Market Update – 17th July 2024.

This morning, UK inflation came in for the month of June unchanged. Core inflation, which excludes volatile prices of food, energy and alcohol also remained the same at 3.5%. According to the Office for National Statistics, retailers slashing prices to clear their summer stock were offset by higher costs of hotel prices.

The Bank of England’s meeting to decide interest rates on the 1st of August remains in high focus. While headline and core inflation has moderated, services inflation buoyed by robust wage growth remains sticky, providing complication for policymakers who are largely expected by the market to make a rate cut their next move. Economists maintain, however, that inflationary figures are showing signs of normalisation and easing of monetary tightening is therefore needed to not allow growth to stagnate.
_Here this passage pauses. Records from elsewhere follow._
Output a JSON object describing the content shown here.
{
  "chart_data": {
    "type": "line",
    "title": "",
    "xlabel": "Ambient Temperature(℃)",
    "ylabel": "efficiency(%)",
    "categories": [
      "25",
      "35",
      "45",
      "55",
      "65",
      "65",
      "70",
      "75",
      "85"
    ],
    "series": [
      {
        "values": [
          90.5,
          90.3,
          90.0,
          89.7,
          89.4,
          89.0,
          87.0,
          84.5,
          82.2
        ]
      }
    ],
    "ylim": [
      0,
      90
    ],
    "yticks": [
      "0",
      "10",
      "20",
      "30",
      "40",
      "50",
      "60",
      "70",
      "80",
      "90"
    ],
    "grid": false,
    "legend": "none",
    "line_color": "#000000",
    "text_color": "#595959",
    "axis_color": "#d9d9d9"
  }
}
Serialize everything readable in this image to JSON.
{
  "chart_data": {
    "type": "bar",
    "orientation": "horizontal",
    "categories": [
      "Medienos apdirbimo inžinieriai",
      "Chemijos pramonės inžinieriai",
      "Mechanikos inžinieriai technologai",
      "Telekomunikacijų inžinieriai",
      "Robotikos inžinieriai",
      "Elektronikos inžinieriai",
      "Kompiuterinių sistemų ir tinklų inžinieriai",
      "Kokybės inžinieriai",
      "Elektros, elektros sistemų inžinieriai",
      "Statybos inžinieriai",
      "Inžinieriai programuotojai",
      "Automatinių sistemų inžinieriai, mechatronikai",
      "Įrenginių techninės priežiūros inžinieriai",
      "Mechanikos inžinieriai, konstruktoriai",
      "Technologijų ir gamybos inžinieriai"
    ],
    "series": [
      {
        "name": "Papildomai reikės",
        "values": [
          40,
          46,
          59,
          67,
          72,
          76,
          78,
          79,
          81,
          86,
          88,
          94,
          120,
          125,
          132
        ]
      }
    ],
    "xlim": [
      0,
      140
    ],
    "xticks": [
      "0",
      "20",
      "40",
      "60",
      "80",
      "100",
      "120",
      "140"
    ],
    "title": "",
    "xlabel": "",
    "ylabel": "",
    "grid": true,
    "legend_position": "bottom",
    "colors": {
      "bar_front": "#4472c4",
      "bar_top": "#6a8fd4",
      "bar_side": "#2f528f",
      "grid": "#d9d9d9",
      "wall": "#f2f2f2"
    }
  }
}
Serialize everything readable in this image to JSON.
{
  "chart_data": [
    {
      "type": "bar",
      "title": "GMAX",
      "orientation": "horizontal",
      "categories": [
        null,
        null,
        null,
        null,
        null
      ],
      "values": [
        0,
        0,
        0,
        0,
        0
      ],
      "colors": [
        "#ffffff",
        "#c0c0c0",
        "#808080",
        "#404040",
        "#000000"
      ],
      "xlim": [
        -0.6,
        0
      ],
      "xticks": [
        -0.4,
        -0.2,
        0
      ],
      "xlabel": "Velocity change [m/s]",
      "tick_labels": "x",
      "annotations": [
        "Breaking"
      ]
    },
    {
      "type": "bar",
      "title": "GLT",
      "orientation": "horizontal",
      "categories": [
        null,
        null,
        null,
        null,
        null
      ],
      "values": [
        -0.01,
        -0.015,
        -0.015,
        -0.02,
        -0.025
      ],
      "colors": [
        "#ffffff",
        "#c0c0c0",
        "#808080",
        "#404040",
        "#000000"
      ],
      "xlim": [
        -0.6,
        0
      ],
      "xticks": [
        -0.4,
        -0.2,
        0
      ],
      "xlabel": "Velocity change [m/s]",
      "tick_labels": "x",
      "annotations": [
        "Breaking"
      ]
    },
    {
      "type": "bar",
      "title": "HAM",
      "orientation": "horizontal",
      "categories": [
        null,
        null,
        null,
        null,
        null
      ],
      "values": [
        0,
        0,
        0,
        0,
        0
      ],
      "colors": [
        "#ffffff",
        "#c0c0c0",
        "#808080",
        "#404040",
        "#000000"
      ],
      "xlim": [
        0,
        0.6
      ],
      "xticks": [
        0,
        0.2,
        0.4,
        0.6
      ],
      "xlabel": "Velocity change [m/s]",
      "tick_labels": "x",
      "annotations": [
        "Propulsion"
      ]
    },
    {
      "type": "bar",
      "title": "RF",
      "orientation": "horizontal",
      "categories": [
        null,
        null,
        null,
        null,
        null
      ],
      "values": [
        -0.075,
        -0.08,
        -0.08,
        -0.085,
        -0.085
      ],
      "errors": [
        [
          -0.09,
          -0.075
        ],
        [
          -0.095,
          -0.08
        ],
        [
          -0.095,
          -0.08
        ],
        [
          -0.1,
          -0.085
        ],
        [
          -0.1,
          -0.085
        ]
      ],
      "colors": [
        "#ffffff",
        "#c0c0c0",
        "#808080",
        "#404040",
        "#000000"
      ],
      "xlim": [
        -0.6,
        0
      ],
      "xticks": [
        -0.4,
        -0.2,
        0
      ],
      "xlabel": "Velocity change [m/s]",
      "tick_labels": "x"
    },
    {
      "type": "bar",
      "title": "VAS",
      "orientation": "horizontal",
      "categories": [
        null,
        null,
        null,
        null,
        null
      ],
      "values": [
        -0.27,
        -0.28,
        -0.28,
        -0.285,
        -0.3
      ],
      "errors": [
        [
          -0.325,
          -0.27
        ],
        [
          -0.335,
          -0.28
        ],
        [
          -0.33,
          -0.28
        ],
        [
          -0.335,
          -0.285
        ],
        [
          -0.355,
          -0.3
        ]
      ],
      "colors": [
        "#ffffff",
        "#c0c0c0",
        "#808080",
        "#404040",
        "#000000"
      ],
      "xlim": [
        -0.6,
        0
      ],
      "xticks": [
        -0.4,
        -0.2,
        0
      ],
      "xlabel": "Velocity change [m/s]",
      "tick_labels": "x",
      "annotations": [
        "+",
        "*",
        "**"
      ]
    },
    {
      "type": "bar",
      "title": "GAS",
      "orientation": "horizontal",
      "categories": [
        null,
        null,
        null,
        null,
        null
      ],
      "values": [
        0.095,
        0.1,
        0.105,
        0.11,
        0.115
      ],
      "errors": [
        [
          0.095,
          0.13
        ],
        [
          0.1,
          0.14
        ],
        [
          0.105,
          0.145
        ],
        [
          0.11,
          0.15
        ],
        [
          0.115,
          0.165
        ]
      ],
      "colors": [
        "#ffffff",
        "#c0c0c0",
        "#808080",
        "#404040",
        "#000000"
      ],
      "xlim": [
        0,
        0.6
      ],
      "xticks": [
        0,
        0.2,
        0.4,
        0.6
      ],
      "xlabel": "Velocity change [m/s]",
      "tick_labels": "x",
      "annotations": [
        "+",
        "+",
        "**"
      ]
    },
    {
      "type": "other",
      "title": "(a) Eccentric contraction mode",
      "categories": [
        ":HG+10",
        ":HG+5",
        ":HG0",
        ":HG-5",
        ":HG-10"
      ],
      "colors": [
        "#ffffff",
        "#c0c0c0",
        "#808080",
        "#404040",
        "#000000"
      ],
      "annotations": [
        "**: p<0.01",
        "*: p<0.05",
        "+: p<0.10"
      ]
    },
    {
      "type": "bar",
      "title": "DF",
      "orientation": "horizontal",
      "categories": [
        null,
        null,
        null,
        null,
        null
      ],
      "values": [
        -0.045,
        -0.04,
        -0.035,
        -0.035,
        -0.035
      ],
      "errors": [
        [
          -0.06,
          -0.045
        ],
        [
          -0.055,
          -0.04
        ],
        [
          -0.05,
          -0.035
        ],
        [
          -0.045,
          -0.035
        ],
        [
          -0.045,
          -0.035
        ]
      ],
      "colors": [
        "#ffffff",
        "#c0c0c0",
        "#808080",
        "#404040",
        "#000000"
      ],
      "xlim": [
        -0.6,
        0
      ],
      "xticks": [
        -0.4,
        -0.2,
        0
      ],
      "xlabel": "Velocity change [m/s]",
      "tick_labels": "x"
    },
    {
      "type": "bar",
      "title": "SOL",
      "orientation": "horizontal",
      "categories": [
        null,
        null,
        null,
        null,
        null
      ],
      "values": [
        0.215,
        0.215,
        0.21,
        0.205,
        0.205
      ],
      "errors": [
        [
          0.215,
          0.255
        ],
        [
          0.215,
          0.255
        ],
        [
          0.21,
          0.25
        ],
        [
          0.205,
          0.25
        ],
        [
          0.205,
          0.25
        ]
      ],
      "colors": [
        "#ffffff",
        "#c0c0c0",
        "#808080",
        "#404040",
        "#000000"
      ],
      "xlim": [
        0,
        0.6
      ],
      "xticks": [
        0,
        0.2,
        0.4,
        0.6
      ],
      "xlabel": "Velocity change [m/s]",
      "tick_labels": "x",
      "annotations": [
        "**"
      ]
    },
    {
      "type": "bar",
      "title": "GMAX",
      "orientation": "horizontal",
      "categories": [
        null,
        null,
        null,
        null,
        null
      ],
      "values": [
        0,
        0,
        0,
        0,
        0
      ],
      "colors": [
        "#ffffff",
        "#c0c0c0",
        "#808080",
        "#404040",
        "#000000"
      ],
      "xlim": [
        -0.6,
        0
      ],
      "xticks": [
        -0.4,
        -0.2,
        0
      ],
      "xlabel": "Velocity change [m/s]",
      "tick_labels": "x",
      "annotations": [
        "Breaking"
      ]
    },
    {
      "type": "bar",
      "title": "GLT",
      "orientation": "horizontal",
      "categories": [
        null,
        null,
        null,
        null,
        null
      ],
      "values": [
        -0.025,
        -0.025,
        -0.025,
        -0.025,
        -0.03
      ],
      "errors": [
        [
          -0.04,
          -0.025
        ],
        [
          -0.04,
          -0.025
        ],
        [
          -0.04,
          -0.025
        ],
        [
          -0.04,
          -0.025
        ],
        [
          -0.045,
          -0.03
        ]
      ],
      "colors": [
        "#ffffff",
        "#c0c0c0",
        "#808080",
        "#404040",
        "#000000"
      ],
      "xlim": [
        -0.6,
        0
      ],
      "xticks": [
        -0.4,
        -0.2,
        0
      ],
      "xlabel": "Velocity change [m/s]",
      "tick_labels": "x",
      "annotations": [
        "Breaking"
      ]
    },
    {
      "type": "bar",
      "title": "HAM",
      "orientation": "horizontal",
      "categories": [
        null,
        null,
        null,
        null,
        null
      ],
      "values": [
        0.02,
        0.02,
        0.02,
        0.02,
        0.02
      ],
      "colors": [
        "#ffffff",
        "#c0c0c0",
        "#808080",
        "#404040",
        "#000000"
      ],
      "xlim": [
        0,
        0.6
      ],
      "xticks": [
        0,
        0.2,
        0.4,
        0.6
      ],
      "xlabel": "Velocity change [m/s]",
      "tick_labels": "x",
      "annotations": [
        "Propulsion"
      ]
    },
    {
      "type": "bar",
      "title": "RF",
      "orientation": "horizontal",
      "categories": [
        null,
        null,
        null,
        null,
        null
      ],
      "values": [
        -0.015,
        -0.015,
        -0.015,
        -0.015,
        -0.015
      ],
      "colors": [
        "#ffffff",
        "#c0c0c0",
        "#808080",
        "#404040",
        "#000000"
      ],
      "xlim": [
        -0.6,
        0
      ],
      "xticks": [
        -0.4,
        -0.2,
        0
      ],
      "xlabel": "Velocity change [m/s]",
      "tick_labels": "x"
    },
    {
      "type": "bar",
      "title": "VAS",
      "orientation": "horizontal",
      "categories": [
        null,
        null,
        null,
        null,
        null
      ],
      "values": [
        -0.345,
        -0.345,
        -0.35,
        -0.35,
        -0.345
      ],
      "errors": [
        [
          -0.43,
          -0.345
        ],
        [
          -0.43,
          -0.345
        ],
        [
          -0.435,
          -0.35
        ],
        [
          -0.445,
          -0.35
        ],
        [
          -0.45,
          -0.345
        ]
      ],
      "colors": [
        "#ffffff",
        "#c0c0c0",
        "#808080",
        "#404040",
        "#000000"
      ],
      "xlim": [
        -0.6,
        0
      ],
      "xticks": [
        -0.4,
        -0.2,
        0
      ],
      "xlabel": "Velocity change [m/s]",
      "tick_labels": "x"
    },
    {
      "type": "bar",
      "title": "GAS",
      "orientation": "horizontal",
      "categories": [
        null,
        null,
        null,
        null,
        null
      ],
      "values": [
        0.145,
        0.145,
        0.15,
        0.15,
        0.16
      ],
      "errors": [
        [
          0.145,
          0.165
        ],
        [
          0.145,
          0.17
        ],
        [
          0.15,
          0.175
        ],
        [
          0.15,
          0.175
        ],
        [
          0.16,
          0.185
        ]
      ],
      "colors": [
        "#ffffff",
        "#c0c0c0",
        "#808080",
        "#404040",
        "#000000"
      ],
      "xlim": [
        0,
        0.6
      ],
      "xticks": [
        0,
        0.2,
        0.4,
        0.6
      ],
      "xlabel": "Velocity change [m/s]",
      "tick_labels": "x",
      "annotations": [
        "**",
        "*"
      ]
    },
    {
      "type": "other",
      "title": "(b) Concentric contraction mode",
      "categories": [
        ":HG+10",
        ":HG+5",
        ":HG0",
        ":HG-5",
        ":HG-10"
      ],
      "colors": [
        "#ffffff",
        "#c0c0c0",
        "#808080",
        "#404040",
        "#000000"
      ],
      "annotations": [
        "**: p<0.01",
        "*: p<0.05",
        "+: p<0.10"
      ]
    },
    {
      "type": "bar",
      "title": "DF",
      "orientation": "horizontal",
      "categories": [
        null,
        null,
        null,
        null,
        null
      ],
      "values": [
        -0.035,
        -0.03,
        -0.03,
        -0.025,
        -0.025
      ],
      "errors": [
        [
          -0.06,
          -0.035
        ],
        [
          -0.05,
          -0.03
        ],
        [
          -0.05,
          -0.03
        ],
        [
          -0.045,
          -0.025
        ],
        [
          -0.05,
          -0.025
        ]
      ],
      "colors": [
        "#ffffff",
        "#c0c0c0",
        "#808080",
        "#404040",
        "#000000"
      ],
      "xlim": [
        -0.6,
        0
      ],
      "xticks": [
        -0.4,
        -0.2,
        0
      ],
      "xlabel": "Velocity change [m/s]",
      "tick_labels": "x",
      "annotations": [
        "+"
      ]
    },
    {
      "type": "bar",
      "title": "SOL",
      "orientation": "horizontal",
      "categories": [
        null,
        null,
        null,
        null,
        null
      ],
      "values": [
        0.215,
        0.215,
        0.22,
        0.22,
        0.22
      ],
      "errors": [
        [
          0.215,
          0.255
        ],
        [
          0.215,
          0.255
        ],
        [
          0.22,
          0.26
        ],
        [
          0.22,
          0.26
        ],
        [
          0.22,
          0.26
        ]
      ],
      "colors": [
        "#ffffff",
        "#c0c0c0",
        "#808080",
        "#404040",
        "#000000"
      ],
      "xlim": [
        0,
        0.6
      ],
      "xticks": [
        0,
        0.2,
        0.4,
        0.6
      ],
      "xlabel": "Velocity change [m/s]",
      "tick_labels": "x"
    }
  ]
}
On Monday, a host of data releases emerged in relation to the Chinese economy. In Q2, the world’s second-largest economy grew by 4.7%, very narrowly missing expectations of 5.1% growth. The region’s landscape exhibits some disparities particularly between its industrial output and domestic demand. Industrial growth has been robust, with the latest figures showing that production increased 5.3% in June from the previous year. However, consumers have been choosing to hold onto their savings, with retail sales growing 2% in June in contrast to 3.7% in May.

Markets were moved slightly by the data, with the blue-chip CSI 300 Index and Shanghai Composite Index up marginally higher by the midday pause in trading. Alongside China’s GDP growth of 5.3% in Q1, the latest GDP growth does not diminish the chance the region has of hitting their growth target of ‘around 5%’ in 2024. Investors will be keen to hear the outcome of the Third Plenum. Policymakers will conclude the meeting that will further consolidate the direction of supportive policy on Thursday.

Also on Monday, Fed Chair, Jerome Powell, made some dovish comments at a Q&A at the Economic Club in Washington. He noted that policymakers are becoming more convinced that inflation is cooling towards its 2% target, citing the three ‘better’ readings they have recently had that average out to a ‘good pace’. However, he kept cards close to his chest by adding that he would not send signals regarding a rate cut at any particular meeting.

Powell’s statements were shortly followed by data on US retail sales which were unchanged in June, beating expectations but showing that the US consumer is perhaps starting to pull back and spend more strategically as tight monetary policy takes a toll on their wallets. While sales in May were revised higher to 0.3%, dampening anxiety of a significant slowdown in the region, the rate cut that the market has priced in for September will perhaps come at a welcoming time for American citizens.

Still to come this week we have Eurozone CPI and their interest rate decision, US initial jobless claims, Japan’s CPI and UK retail sales.